At the edge of Ciudad Colón, Costa Rica, in 6 am light
The light falling through my windows at 6 am cleans the sleep from my eyes.
I study how it falls on the striped tablecloth, on the laundry hanging on the porch, on the dishes in the rack by the sink, now dry.
This light has weight. Depth. And levity.
As I walk through it to bring my compost to the pile at the edge of my yard, the light transforms the ordinary into magic. Last night’s rain glistens on blades of grass, hibiscus flowers, palm fronds. The air itself breathes, infused with life, illuminated.
The mossy track up the hill to the road could lead anywhere, in this light.
Portals could appear around the bend, elves could shimmy down the velvety rays, and I would not be surprised.
This 6 am, 7 am, 8 am clarity washes away the dark and the rain and the heaviness of the night before. It redeems the incessancy of the September rains. One could take flight in it; its very existence defies the gravity of the season, washes the soul, and lifts the spirit, suspending it in lush, velvet lucidity for the rest of the day.
And this 6 am tableau expands to touch all the senses. Birdsong rides upon the coattails of the light, insisting that all who hear it enter into the day. It is more effective than any alarm. Moths who stumbled inside at midnight, addled by electric bulbs, buzz now at the windows, anxious to rejoin the jungle. Close behind the birdsong sings the scent of dawn—wet earth and drip-drying branches—with the promise of a fresh beginning.
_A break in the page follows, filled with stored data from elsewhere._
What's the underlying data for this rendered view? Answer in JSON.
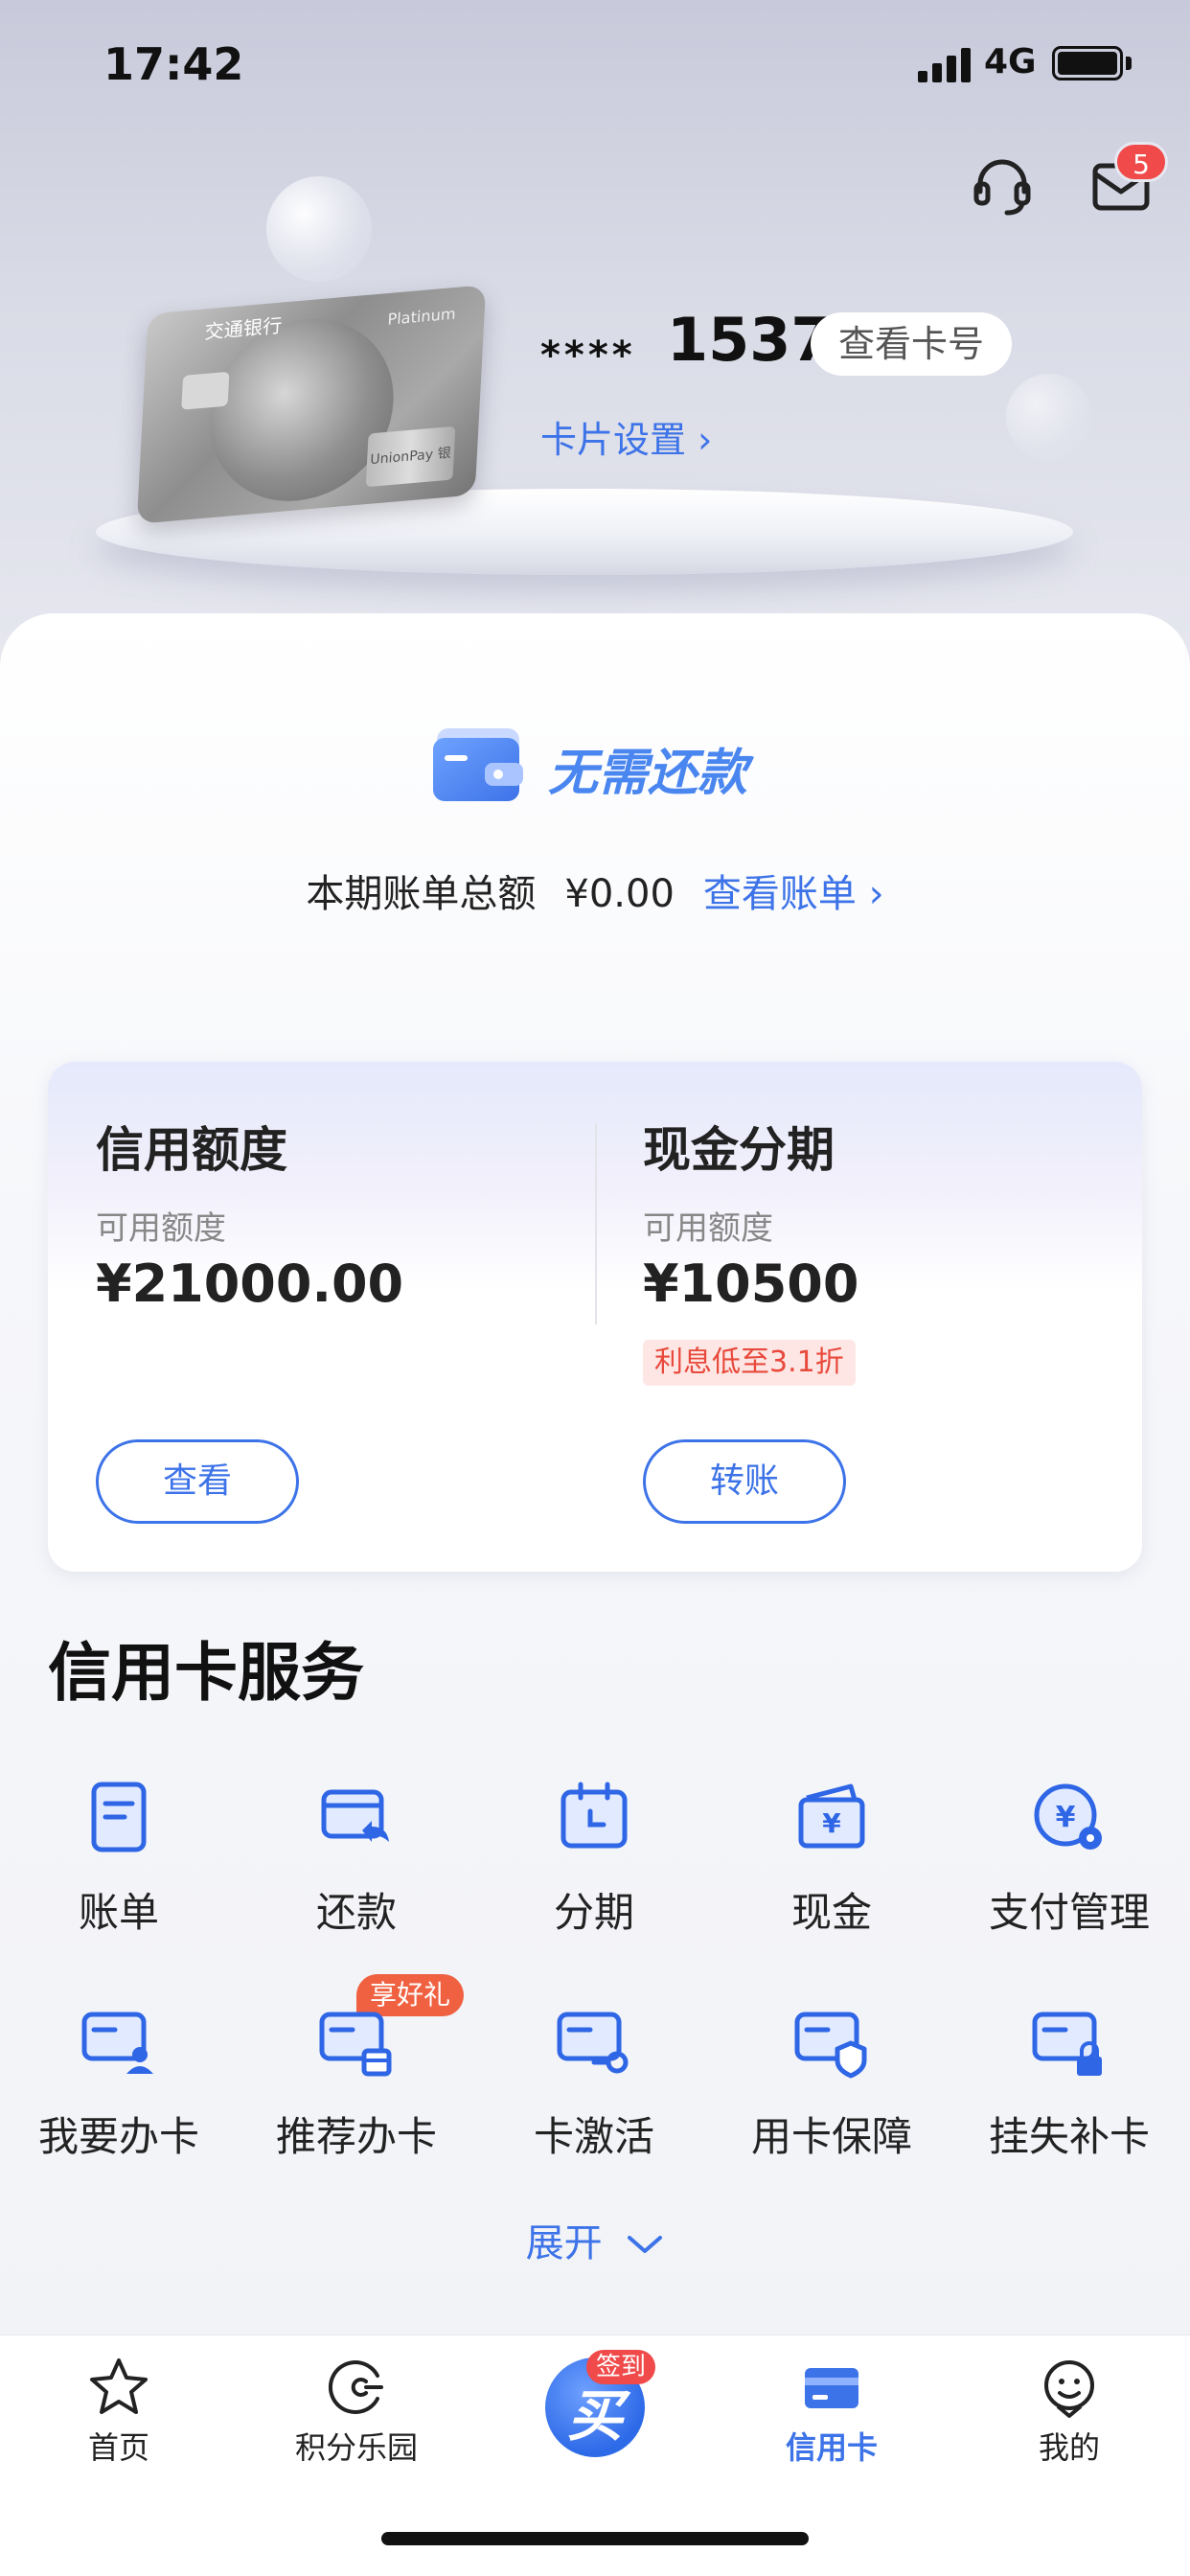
{
  "status_bar": {
    "time": "17:42",
    "network": "4G"
  },
  "header": {
    "mail_badge_count": "5"
  },
  "card": {
    "bank_name": "交通银行",
    "card_brand": "Platinum",
    "network_logo": "UnionPay 银联",
    "masked_prefix": "****",
    "last_four": "1537",
    "view_number_label": "查看卡号",
    "settings_label": "卡片设置 ›"
  },
  "repayment_status": {
    "title": "无需还款",
    "bill_total_label": "本期账单总额",
    "bill_total_value": "¥0.00",
    "view_bill_label": "查看账单 ›"
  },
  "credit_panel": {
    "left": {
      "title": "信用额度",
      "sub_label": "可用额度",
      "amount": "¥21000.00",
      "button": "查看"
    },
    "right": {
      "title": "现金分期",
      "sub_label": "可用额度",
      "amount": "¥10500",
      "tag": "利息低至3.1折",
      "button": "转账"
    }
  },
  "services": {
    "title": "信用卡服务",
    "items": [
      {
        "label": "账单",
        "icon": "bill-icon"
      },
      {
        "label": "还款",
        "icon": "repay-icon"
      },
      {
        "label": "分期",
        "icon": "installment-icon"
      },
      {
        "label": "现金",
        "icon": "cash-icon"
      },
      {
        "label": "支付管理",
        "icon": "payment-settings-icon"
      },
      {
        "label": "我要办卡",
        "icon": "apply-card-icon"
      },
      {
        "label": "推荐办卡",
        "icon": "recommend-card-icon"
      },
      {
        "label": "卡激活",
        "icon": "activate-card-icon"
      },
      {
        "label": "用卡保障",
        "icon": "card-protection-icon"
      },
      {
        "label": "挂失补卡",
        "icon": "report-loss-icon"
      }
    ],
    "gift_badge": "享好礼",
    "expand_label": "展开"
  },
  "tab_bar": {
    "tabs": [
      {
        "label": "首页",
        "icon": "star-icon"
      },
      {
        "label": "积分乐园",
        "icon": "points-icon"
      },
      {
        "label": "信用卡",
        "icon": "credit-card-icon"
      },
      {
        "label": "我的",
        "icon": "profile-icon"
      }
    ],
    "center_glyph": "买",
    "center_badge": "签到",
    "active_tab": "信用卡"
  },
  "colors": {
    "accent": "#3d73e8",
    "badge_red": "#f04a4a",
    "tag_red": "#e8493c"
  }
}
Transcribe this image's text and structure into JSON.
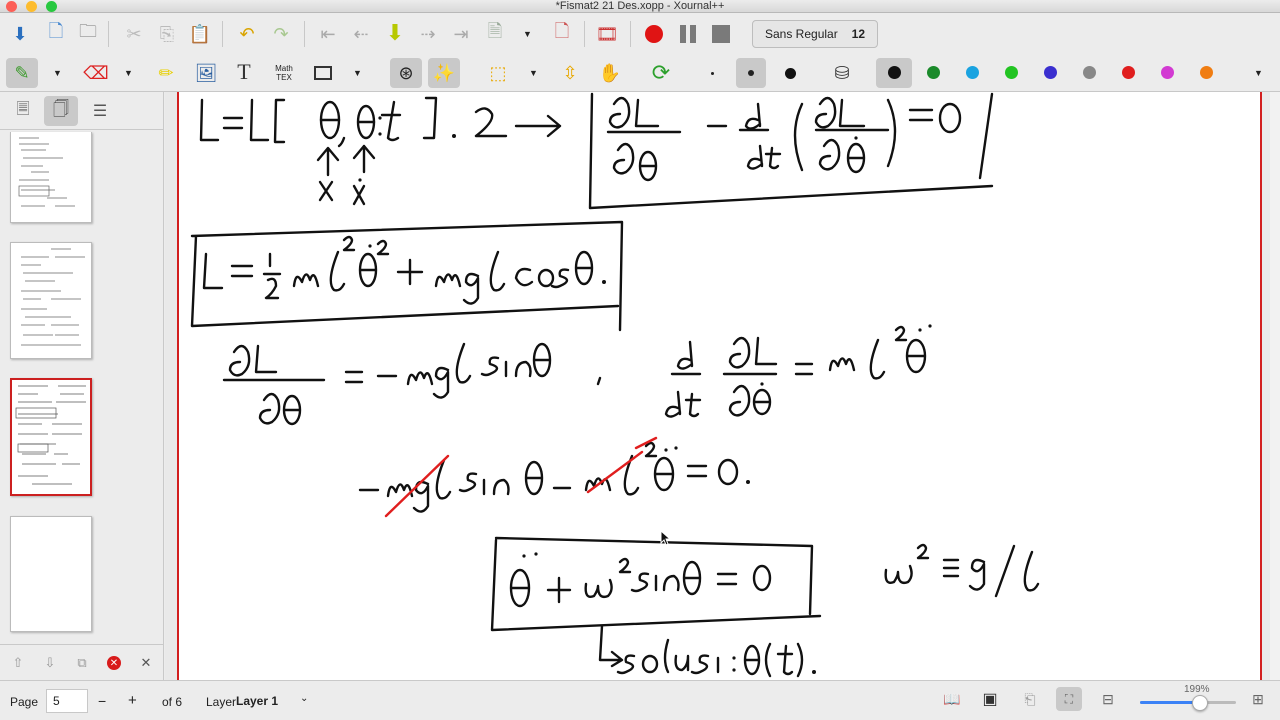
{
  "window": {
    "title": "*Fismat2 21 Des.xopp - Xournal++"
  },
  "toolbar1": {
    "font_name": "Sans Regular",
    "font_size": "12"
  },
  "toolbar2": {
    "math_tex_label_line1": "Math",
    "math_tex_label_line2": "TEX",
    "text_tool_label": "T",
    "colors": [
      "#111111",
      "#1a8a2a",
      "#1aa3e0",
      "#22c422",
      "#3a2fcf",
      "#888888",
      "#e01e1e",
      "#d23ad2",
      "#f07d12"
    ]
  },
  "statusbar": {
    "page_label": "Page",
    "page_value": "5",
    "minus_label": "−",
    "plus_label": "+",
    "of_pages": "of 6",
    "layer_label": "Layer",
    "layer_value": "Layer 1",
    "zoom_percent": "199%",
    "zoom_fraction": 0.62
  },
  "sidebar": {
    "selected_page": 5
  }
}
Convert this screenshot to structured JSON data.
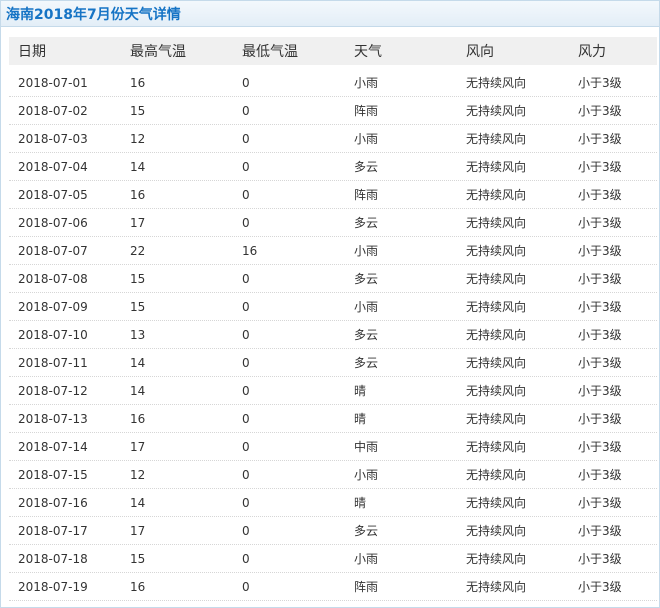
{
  "title": "海南2018年7月份天气详情",
  "columns": [
    "日期",
    "最高气温",
    "最低气温",
    "天气",
    "风向",
    "风力"
  ],
  "rows": [
    [
      "2018-07-01",
      "16",
      "0",
      "小雨",
      "无持续风向",
      "小于3级"
    ],
    [
      "2018-07-02",
      "15",
      "0",
      "阵雨",
      "无持续风向",
      "小于3级"
    ],
    [
      "2018-07-03",
      "12",
      "0",
      "小雨",
      "无持续风向",
      "小于3级"
    ],
    [
      "2018-07-04",
      "14",
      "0",
      "多云",
      "无持续风向",
      "小于3级"
    ],
    [
      "2018-07-05",
      "16",
      "0",
      "阵雨",
      "无持续风向",
      "小于3级"
    ],
    [
      "2018-07-06",
      "17",
      "0",
      "多云",
      "无持续风向",
      "小于3级"
    ],
    [
      "2018-07-07",
      "22",
      "16",
      "小雨",
      "无持续风向",
      "小于3级"
    ],
    [
      "2018-07-08",
      "15",
      "0",
      "多云",
      "无持续风向",
      "小于3级"
    ],
    [
      "2018-07-09",
      "15",
      "0",
      "小雨",
      "无持续风向",
      "小于3级"
    ],
    [
      "2018-07-10",
      "13",
      "0",
      "多云",
      "无持续风向",
      "小于3级"
    ],
    [
      "2018-07-11",
      "14",
      "0",
      "多云",
      "无持续风向",
      "小于3级"
    ],
    [
      "2018-07-12",
      "14",
      "0",
      "晴",
      "无持续风向",
      "小于3级"
    ],
    [
      "2018-07-13",
      "16",
      "0",
      "晴",
      "无持续风向",
      "小于3级"
    ],
    [
      "2018-07-14",
      "17",
      "0",
      "中雨",
      "无持续风向",
      "小于3级"
    ],
    [
      "2018-07-15",
      "12",
      "0",
      "小雨",
      "无持续风向",
      "小于3级"
    ],
    [
      "2018-07-16",
      "14",
      "0",
      "晴",
      "无持续风向",
      "小于3级"
    ],
    [
      "2018-07-17",
      "17",
      "0",
      "多云",
      "无持续风向",
      "小于3级"
    ],
    [
      "2018-07-18",
      "15",
      "0",
      "小雨",
      "无持续风向",
      "小于3级"
    ],
    [
      "2018-07-19",
      "16",
      "0",
      "阵雨",
      "无持续风向",
      "小于3级"
    ]
  ],
  "colors": {
    "title_text": "#1674c5",
    "title_bar_bg": "#e3eef7",
    "border": "#c5daea",
    "header_bg": "#f0f0f0",
    "text": "#333333"
  }
}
Amnesiac mornings, yesterday forgotten.
And within the light that trails the birdsong that carries the wet earth smell, a prescience of the daytime heat to come. Already, nighttime chill begins to dissolve. Cool tiles underfoot raise goosebumps, and the air is just brisk enough that one feels compelled to carry a sweater, which will be obsolete within hours.
Finally, the taste of 6 am light—because sunlight like this has flavour just as it has weight… dark green, a little bit dusty, rich and smooth on the tongue like homemade whipped cream. Or sweet and bright like ripe pineapple. Or tart and effervescent like good champagne.
It lingers. Leaves an impression.
Pure life, this light.
But I don’t think there is anything particularly rare about it. Surely you could find light like this—uplifting and exquisite and soft to the touch—anywhere. Not only in Costa Rica. Not only in the jungle.
I think, though I have no proof, that we can find this light whenever we open space to it. When we slow down our mornings to hear it, deepen our gaze to observe it, stick out our tongue to taste it…
Sunlight everywhere reaches out its fingertips, nudges the soul to take wing, offers prayers for a velvet, amnesiac morning.
Not a destination, but a way of beginning.